Smart contracts are contracts that are encoded and stored in the blockchain. Smart contracts enable all parties to instantly confirm the result by automating the execution without the need for intermediaries of agreements. Here, what makes these contracts, which are closed to change and irrevocable, “smart” is that they are suitable for automation. Contracts that cannot be automated, in other words, cannot be executed by a computer program, would not be qualified as “smart”. The subject of a smart contract can only be things that can be digitalized. For example, electronic commitments or digital assets can be exchanged through Smart Contracts. The exchange of digital goods or the transfer of a certain amount of cryptocurrencies can be accomplished with smart contracts. Asset values that are not reflected in the digital environment, such as a house, a car, or a painting by a famous painter, can also be a subject of the smart contract by being converted into tokens.
Another face of automation is that smart contracts are based on an “if…then” logic. Therefore, the conditions that must be fulfilled for the smart contract code to be executed must be digitally auditable as true or false. For this reason, the existence of open-ended, unclear, and ambiguous notions on the smart contract can cause problems since the smart contract code cannot audit these.
The parameters of computer codes are precise; There is only one true or false. In this sense, smart contracts are also based on smart contract code, which is clear and precise. As a piece of code, the Smart Contract executes commands or instructions on the computer program exactly. Input X always produces output Y. In this sense, smart contracts are deterministic programs. If an issue is not explicitly embedded into the smart contract code, it cannot be considered by the smart contract. Since smart contracts are based on logic rules and mathematical formulas, they consist of code that is not open to interpretation.
If there are abstract expressions such as “just cause”, “fault”, “force majeure”, and “reasonable time”, which are often used in traditional contracts, the smart contract will not give the expected result. Because the smart contract code cannot self-audit such abstract legal expressions or subjective value judgments. That is why the banking and finance sectors, which are suitable for automation, were the first and foremost fields that Smart Contracts preferred. Since these fields can easily adopt new technologies, it is easier to transform the conditions of contracts into a code.
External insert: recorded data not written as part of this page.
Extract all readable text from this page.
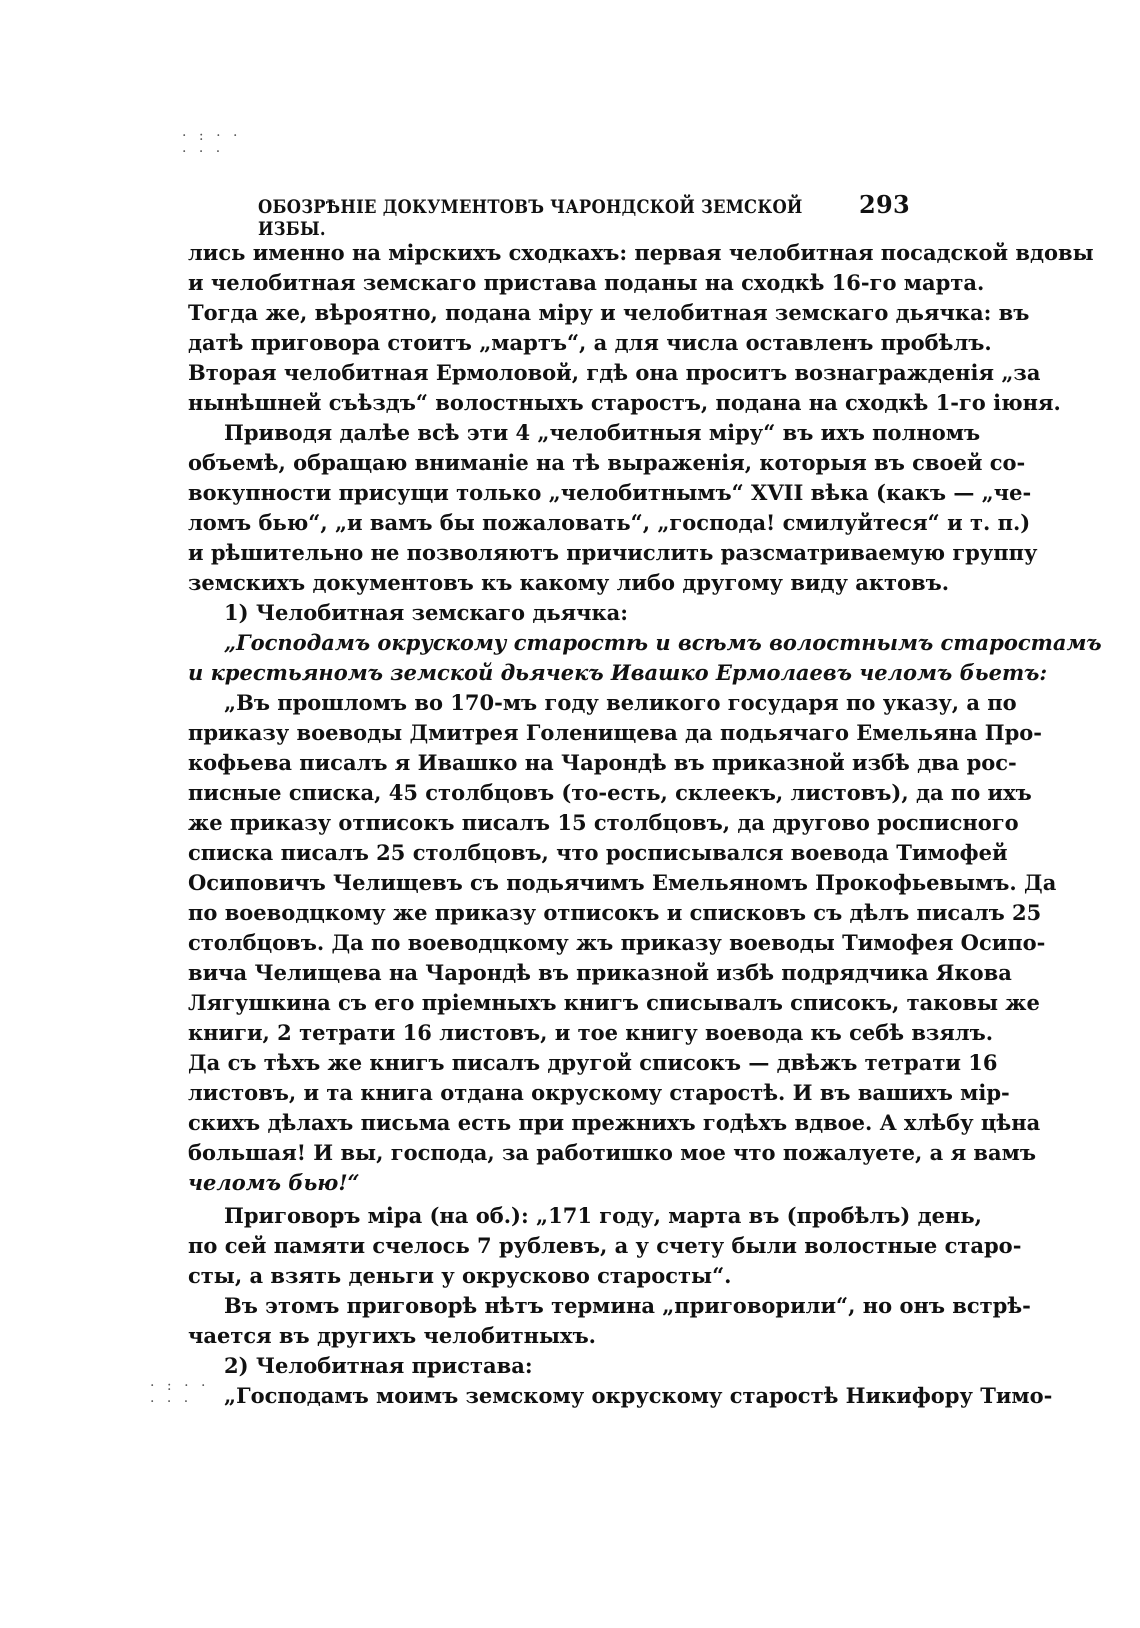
· : · ·
· · ·
ОБОЗРѢНІЕ ДОКУМЕНТОВЪ ЧАРОНДСКОЙ ЗЕМСКОЙ ИЗБЫ.
293
лись именно на мірскихъ сходкахъ: первая челобитная посадской вдовы
и челобитная земскаго пристава поданы на сходкѣ 16-го марта.
Тогда же, вѣроятно, подана міру и челобитная земскаго дьячка: въ
датѣ приговора стоитъ „мартъ“, а для числа оставленъ пробѣлъ.
Вторая челобитная Ермоловой, гдѣ она проситъ вознагражденія „за
нынѣшней съѣздъ“ волостныхъ старостъ, подана на сходкѣ 1-го іюня.
Приводя далѣе всѣ эти 4 „челобитныя міру“ въ ихъ полномъ
объемѣ, обращаю вниманіе на тѣ выраженія, которыя въ своей со-
вокупности присущи только „челобитнымъ“ XVII вѣка (какъ — „че-
ломъ бью“, „и вамъ бы пожаловать“, „господа! смилуйтеся“ и т. п.)
и рѣшительно не позволяютъ причислить разсматриваемую группу
земскихъ документовъ къ какому либо другому виду актовъ.
1) Челобитная земскаго дьячка:
„Господамъ окрускому старостѣ и всѣмъ волостнымъ старостамъ
и крестьяномъ земской дьячекъ Ивашко Ермолаевъ челомъ бьетъ:
„Въ прошломъ во 170-мъ году великого государя по указу, а по
приказу воеводы Дмитрея Голенищева да подьячаго Емельяна Про-
кофьева писалъ я Ивашко на Чарондѣ въ приказной избѣ два рос-
писные списка, 45 столбцовъ (то-есть, склеекъ, листовъ), да по ихъ
же приказу отписокъ писалъ 15 столбцовъ, да другово росписного
списка писалъ 25 столбцовъ, что росписывался воевода Тимофей
Осиповичъ Челищевъ съ подьячимъ Емельяномъ Прокофьевымъ. Да
по воеводцкому же приказу отписокъ и списковъ съ дѣлъ писалъ 25
столбцовъ. Да по воеводцкому жъ приказу воеводы Тимофея Осипо-
вича Челищева на Чарондѣ въ приказной избѣ подрядчика Якова
Лягушкина съ его пріемныхъ книгъ списывалъ списокъ, таковы же
книги, 2 тетрати 16 листовъ, и тое книгу воевода къ себѣ взялъ.
Да съ тѣхъ же книгъ писалъ другой списокъ — двѣжъ тетрати 16
листовъ, и та книга отдана окрускому старостѣ. И въ вашихъ мір-
скихъ дѣлахъ письма есть при прежнихъ годѣхъ вдвое. А хлѣбу цѣна
большая! И вы, господа, за работишко мое что пожалуете, а я вамъ
челомъ бью!“
Приговоръ міра (на об.): „171 году, марта въ (пробѣлъ) день,
по сей памяти счелось 7 рублевъ, а у счету были волостные старо-
сты, а взять деньги у окрусково старосты“.
Въ этомъ приговорѣ нѣтъ термина „приговорили“, но онъ встрѣ-
чается въ другихъ челобитныхъ.
2) Челобитная пристава:
„Господамъ моимъ земскому окрускому старостѣ Никифору Тимо-
· : · ·
· · ·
However, with the rapid development of technology, many different uses of smart contracts have also emerged.
Data sources outside the blockchain are considered “off-chain”, while data already stored on the blockchain is considered “on-chain”. Blockchains are not connected to the internet; they are deliberately isolated from external systems. For this reason, Smart Contracts running on the blockchain cannot connect to the internet to search and obtain external data that needs to be detected for the smart contract to be triggered. This also reveals a fundamental inadequacy of Smart Contracts. Smart contracts cannot spontaneously interact with data and systems outside their native blockchain environment. They need data input from trusted external sources: the Oracles. Although the term Oracle is translated into Turkish as “soothsayer”, this translation cannot fully reveal the meaning.
Oracle can be defined as interfaces that act as a bridge between the smart contract and the outside world. Accordingly, a person, a program, or a website can provide the information needed to trigger the smart contract by acting as an oracle. In smart contracts, oracles are used to obtain information, such as price changes, weather information, whether the risk has occurred, sales figures, etc. For example, a smart contract can be coded that allows the passenger to be automatically paid insurance indemnity when the data that the flight is delayed comes to the smart contract.
Many use cases of Smart Contracts require access to real-world data and off-chain events. In the DeFi (“decentralized finance”) sector, where smart contracts interact, financial data on assets and markets are needed. Oracles are particularly important for dynamic NFTs and GameFi as well. In addition, oracles are significant for the governance of DAOs (decentralized autonomous organizations), whose backbone is smart contracts. In supply chains, the internet of things acts as an oracle and enables the supply chain to be monitored and operated transparently.
Oracles also carry some risks: Data transmitted by Oracles directly determines the results of smart contracts. Therefore, if the smart contract is wanted to be executed exactly as expected, the oracle source must also be accurate/correct. Whereas smart contracts cannot confirm whether an oracle is providing accurate data. In other words, oracle does not have the “reliability” feature, which is one of the main features of the blockchain. Especially in cases where people are involved in smart contract processes as a “trusted person” oracle, the data provided to the smart contract may not be correct or accurate. Decentralized oracles are being developed to prevent problems such as data manipulation, false or undesirable results, and downtime that may arise in this way.